The ‘Digital Gold’ narrative has given a very effective model for most of us to understand Bitcoin. But the simplicity of this model is also its curse – it mostly hides the actual promise that Bitcoin represents – that trust can indeed be decentralized, and a ‘hubless’ world is very much possible. In fact, in a digital world where we all increasingly understand that “we are the product” – a move towards such a hubless economy might be inevitable.

It will help to remember that Decentralization is not a discrete point in the space of how economies work, but a continuous spectrum. The most recent changes in economic models that we have witnessed (Hotel chains to AirBnB, Taxi companies to Uber) tell us that directionally, we are definitely moving towards a peer-to-peer (P2P) model for many economic functions – and while there might be attempts to decentralize most functions (very comparable to the Internet), the ones where a P2P model would be the best fit, the model will stick. Crypto (and the token model representing ownership/utility/governance) just happens to be the current transactional framework that enables such economies to function. There will be more.

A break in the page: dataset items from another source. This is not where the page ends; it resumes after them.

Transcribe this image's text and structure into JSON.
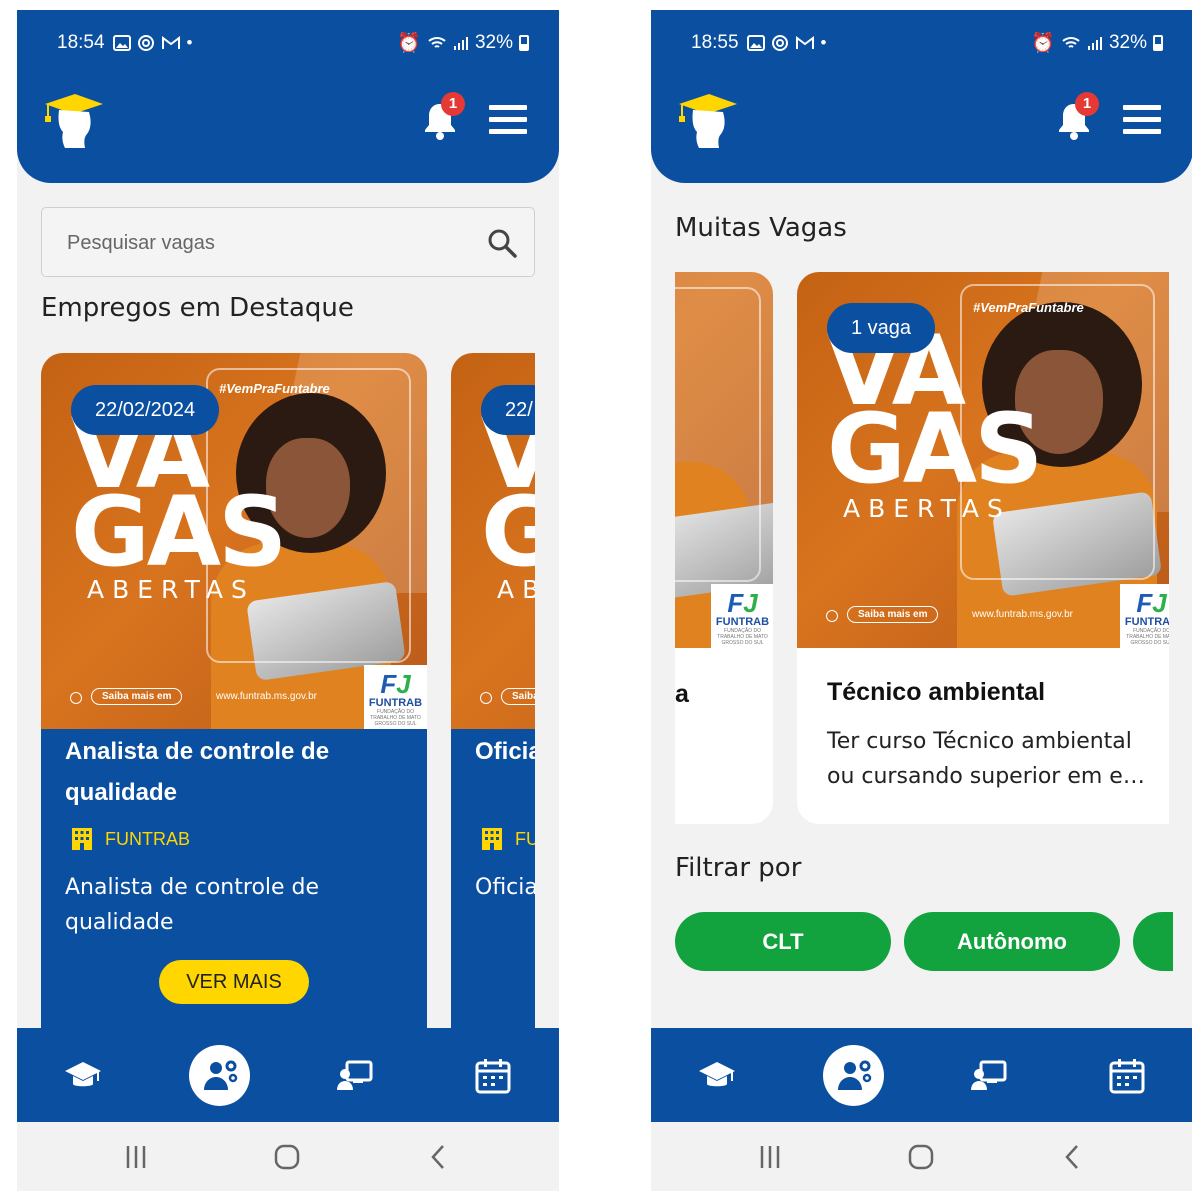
{
  "left_screen": {
    "status": {
      "time": "18:54",
      "battery": "32%"
    },
    "notifications": {
      "count": "1"
    },
    "search": {
      "placeholder": "Pesquisar vagas"
    },
    "section_title": "Empregos em Destaque",
    "cards": [
      {
        "date": "22/02/2024",
        "title": "Analista de controle de qualidade",
        "company": "FUNTRAB",
        "description": "Analista de controle de qualidade",
        "button": "VER MAIS"
      },
      {
        "date": "22/",
        "title": "Oficia",
        "company": "FU",
        "description": "Oficia"
      }
    ]
  },
  "right_screen": {
    "status": {
      "time": "18:55",
      "battery": "32%"
    },
    "notifications": {
      "count": "1"
    },
    "section_title": "Muitas Vagas",
    "cards": [
      {
        "title": "a"
      },
      {
        "badge": "1 vaga",
        "title": "Técnico ambiental",
        "description": "Ter curso Técnico ambiental ou cursando superior em e…"
      }
    ],
    "filter_title": "Filtrar por",
    "filters": [
      "CLT",
      "Autônomo",
      ""
    ]
  },
  "poster": {
    "tag": "#VemPraFuntabre",
    "line1": "VA",
    "line2": "GAS",
    "line3": "ABERTAS",
    "cta": "Saiba mais em",
    "url": "www.funtrab.ms.gov.br",
    "brand": "FUNTRAB",
    "brand_sub": "FUNDAÇÃO DO TRABALHO DE MATO GROSSO DO SUL"
  },
  "nav_icons": [
    "graduation-cap-icon",
    "worker-gears-icon",
    "teacher-board-icon",
    "calendar-icon"
  ],
  "colors": {
    "primary": "#0b4fa0",
    "accent": "#ffd600",
    "filter": "#12a33f",
    "badge": "#e53935",
    "poster": "#d8741e"
  }
}
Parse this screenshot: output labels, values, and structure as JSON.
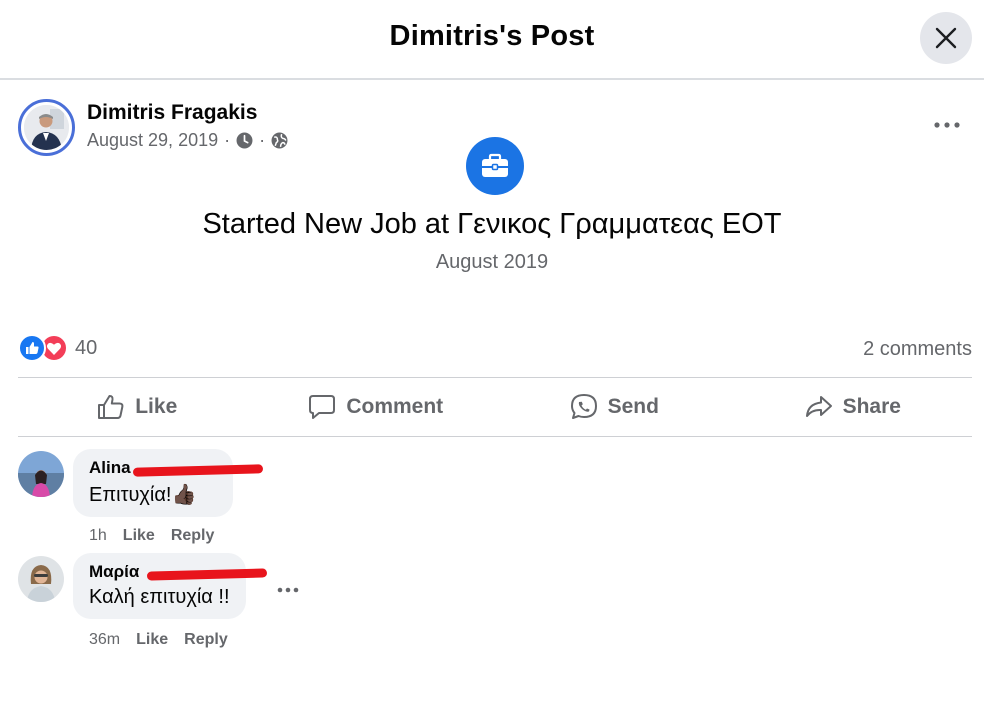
{
  "header": {
    "title": "Dimitris's Post"
  },
  "post": {
    "author": "Dimitris Fragakis",
    "date": "August 29, 2019",
    "separator": "·",
    "event_title": "Started New Job at Γενικος Γραμματεας ΕΟΤ",
    "event_date": "August 2019"
  },
  "stats": {
    "reaction_count": "40",
    "comments_label": "2 comments"
  },
  "actions": {
    "like": "Like",
    "comment": "Comment",
    "send": "Send",
    "share": "Share"
  },
  "comments": [
    {
      "name": "Alina",
      "text": "Επιτυχία!",
      "emoji": "👍🏿",
      "time": "1h",
      "like": "Like",
      "reply": "Reply"
    },
    {
      "name": "Μαρία",
      "text": "Καλή επιτυχία !!",
      "time": "36m",
      "like": "Like",
      "reply": "Reply"
    }
  ],
  "colors": {
    "accent": "#1b74e4",
    "like_blue": "#1877f2",
    "love_red": "#f33e58",
    "secondary_text": "#65676b",
    "bubble": "#f0f2f5",
    "redaction": "#e8141c"
  },
  "icons": [
    "close-icon",
    "clock-icon",
    "globe-icon",
    "more-icon",
    "briefcase-icon",
    "like-reaction-icon",
    "love-reaction-icon",
    "thumbs-up-icon",
    "comment-icon",
    "send-icon",
    "share-icon"
  ]
}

Unfortunately, Bitcoin – the first instance of this shift – happens to address a very tricky concept: Money. The fact that many of the early cryptocurrencies that came after Bitcoin chose to just refine the concept – improving what Bitcoin did, on parameters like scalability, privacy and programmability, but still focusing on the concept of Money – brought a lot of skepticism and negative commentary to the space. Obviously, if you put anonymity and Money in the same sentence, the interpretations cannot be very positive. The 2017 ICO boom, where many players chose to ignore the regulations set by governments and organizations that oversee fundraising, added strength to the perception that decentralizing trust is not a good idea – and made many smart people both in technology and finance just stay away from Crypto.

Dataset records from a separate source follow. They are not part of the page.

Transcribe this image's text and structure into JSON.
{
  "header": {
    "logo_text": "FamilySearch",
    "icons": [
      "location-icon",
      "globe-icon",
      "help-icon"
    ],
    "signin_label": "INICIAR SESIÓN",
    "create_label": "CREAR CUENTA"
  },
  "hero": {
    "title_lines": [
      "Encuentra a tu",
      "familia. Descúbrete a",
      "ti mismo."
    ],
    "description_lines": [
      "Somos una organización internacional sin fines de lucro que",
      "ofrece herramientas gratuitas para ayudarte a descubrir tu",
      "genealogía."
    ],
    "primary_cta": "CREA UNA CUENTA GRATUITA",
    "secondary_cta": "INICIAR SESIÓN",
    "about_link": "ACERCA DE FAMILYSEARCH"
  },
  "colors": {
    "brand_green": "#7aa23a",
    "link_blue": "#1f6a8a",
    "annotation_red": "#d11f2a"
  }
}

So here is the one good thing that the price of Bitcoin does to the space: it brings the attention back. And while we have the attention, it is important for us to ask: If the Internet – with its promise of disintermediation – deserved a chance, if the sharing economy – with its promise of providing more economic opportunities to individuals – deserved a chance, then, with its promise of a P2P world with no hubs that might misuse our trust for profit – Decentralization Deserves a Chance?

2 replies on “Decentralization Deserves a Chance”

Crypto is there to stay and make inroads into sectors previously unthought of, and make life simpler and easier like what Internet did to the world. Simplest of use case is one common currency to bring fairness to the global financial markets. Sovereigns with strong currencies would try to thwart it, or the least seed conspiracies or misinformation as their undue advantage will be at stake in the longer run.

Nevertheless, hope is built on more successful use cases and as you rightly pointed about the 2017 ICO rush similar to the gold rush wiping out millions in California a long time ago should cease to exist and never happen again.

Crypto world should stick to regulations and that’ll be the dawn of a new era!!! Vested interests of making money using crypto should shall stop and indeed true to any market demand, real break through usecases in Crypto will ensure the new era!!!!